In Venice, François Ozon debuted a take on Albert Camus’ The Stranger, the notoriously philosophical text about a French Algerian settler and the myth of Sisyphus.
“The idea of adapting one of the most famous novels in world literature puts you in a state of anxiety and doubt,” Ozon said in a statement. “It was an immense challenge to adapt a masterpiece that everyone has read and that every reader has already staged in their own mind.” Well sure, I guess.
I’m still curious to see how we’ll be train dreaming. And running up that hill.
Lee Byung-hun in No Other Choice.
5. As are niche adaptations.
Oliver Assayas’ The Wizard of the Kremlin, which premiered in Venice, is adapted from Giuliano da Empoli’s Le Mage du Kremlin. The film looks at a mysterious TV producer who fails up with “the czar.”
Cannes also saw several highbrow literary adaptations. Kei Ishikawa’s A Pale View of the Hills is based on the Kazuo Ishiguro novel. And Lynne Ramsay’s intense-looking Die, My Love is an adaptation of Ariana Harwicz’s eponymous novel.
At TIFF, the 2025 Platform program picked up on an apparent thirst for dark, contempo-literary fare. Tim Mielants’ Steve is a reimagining of Max Porter’s novel, Shy. And Kasia Adamik’s Winter of the Crow is based on “Professor Andrews Goes to Warsaw,” a short story by the Nobel winner Olga Tokarczuk.
Paul Dano in The Wizard of the Kremlin.
In the TIFF Discovery program, we find Nadia Latif’s The Man in My Basement, based on a Walter Mosley novel of the same name. And Hafsia Herzi’s The Little Sister, an adaptation of Fatima Daas’s 2020 autofictional novel The Last One.
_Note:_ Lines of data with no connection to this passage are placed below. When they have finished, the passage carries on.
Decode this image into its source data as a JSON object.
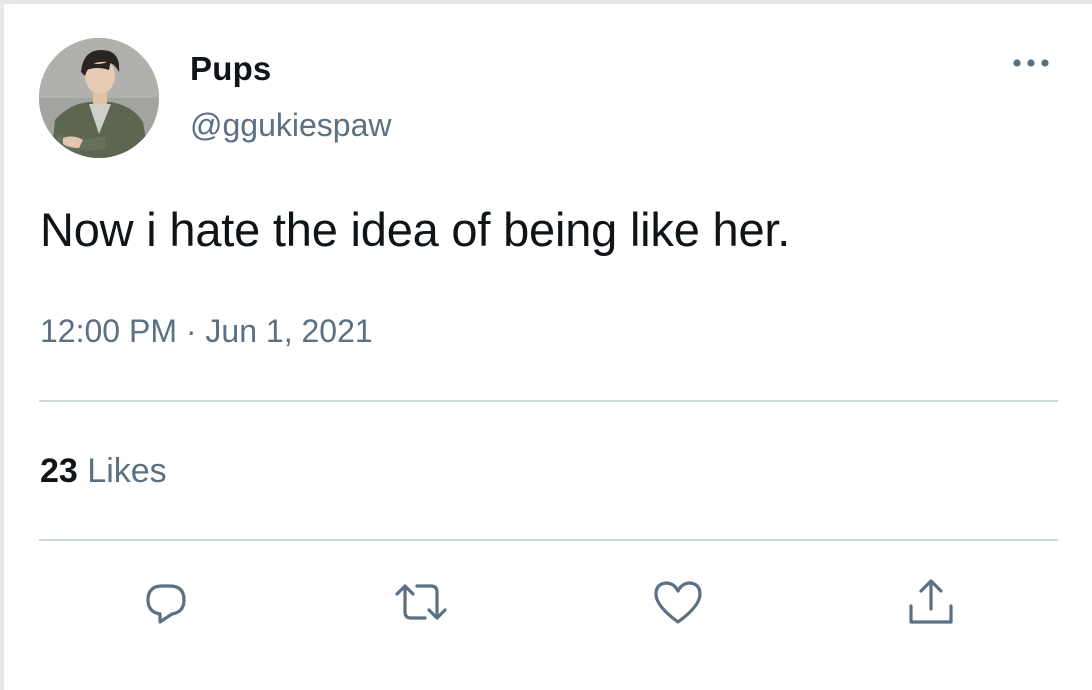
{
  "tweet": {
    "author": {
      "display_name": "Pups",
      "handle": "@ggukiespaw"
    },
    "text": "Now i hate the idea of being like her.",
    "time": "12:00 PM",
    "separator": "·",
    "date": "Jun 1, 2021",
    "likes": {
      "count": "23",
      "label": "Likes"
    }
  },
  "icons": {
    "more": "more-horizontal-icon",
    "reply": "reply-icon",
    "retweet": "retweet-icon",
    "like": "heart-icon",
    "share": "share-icon"
  },
  "colors": {
    "text_primary": "#0f1419",
    "text_secondary": "#5b7083",
    "divider": "#cfd9de",
    "icon": "#5b7083"
  }
}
And in the special presentations category, Pablo Trapero and Sarah Polley’s & Sons is an adaptation of a David Gilbert novel by the same name.
Park Chan-Wook’s No Other Choice has been to Venice, and the Busan International Film Festival. The film isn’t a straight adaptation, but the director was inspired by a novel. “Some time ago, I read a novel called The Ax,” he told Italian audiences. “I picked it up because it was written by Donald E. Westlake, who wrote the novel behind Point Blank, one of my all-time favorite films.”
Happily, this tale of obsessive creation comes from a director with proven adaptive chops. Chan-Wook’s exquisite The Handmaiden put an elegant and erotic spin on a Sarah Waters novel.
Jonathan Bailey in Frankenstein.
6. And big, buzzy ones.
Chloe Zhao’s Hamnet, based on the Maggie O’Farrell bestseller, won the People’s Choice Award at TIFF, and has been taking names and breaking hearts as it works through the whole circuit.
And the Venice Film Festival introduced Guillermo del Toro’s behemoth Frankenstein. We apparently needn’t fear the dead, good citizens. Screen Slate reports that Jacon Elordi is terrific “as the truly statuesque, initially wordless monster.”
From Orwell: 2+2=5.
7. Iconoclasts take the IRL cake.
Raoul Peck, the documentarian behind the Baldwin love letter I Am Not Your Negro, has turned his gaze to George Orwell. Orwell: 2+2=5, a look at the radical writer’s legacy, premiered at Cannes this May before traveling to TIFF. And as Wired recently observed, the documentary’s cautionary aspects can be read alongside Frankenstein’s to fine effect.
And in the last bit of on the nose news, Laura Poitras’ Cover Up follows the “explosive career of Pulitzer Prize-winning investigative reporter Seymour Hersh,” who went toe to toe with governments to report on massacres.
At least it’s a good year for bookish films, friends. Happy viewing! Don’t lose it at the movies!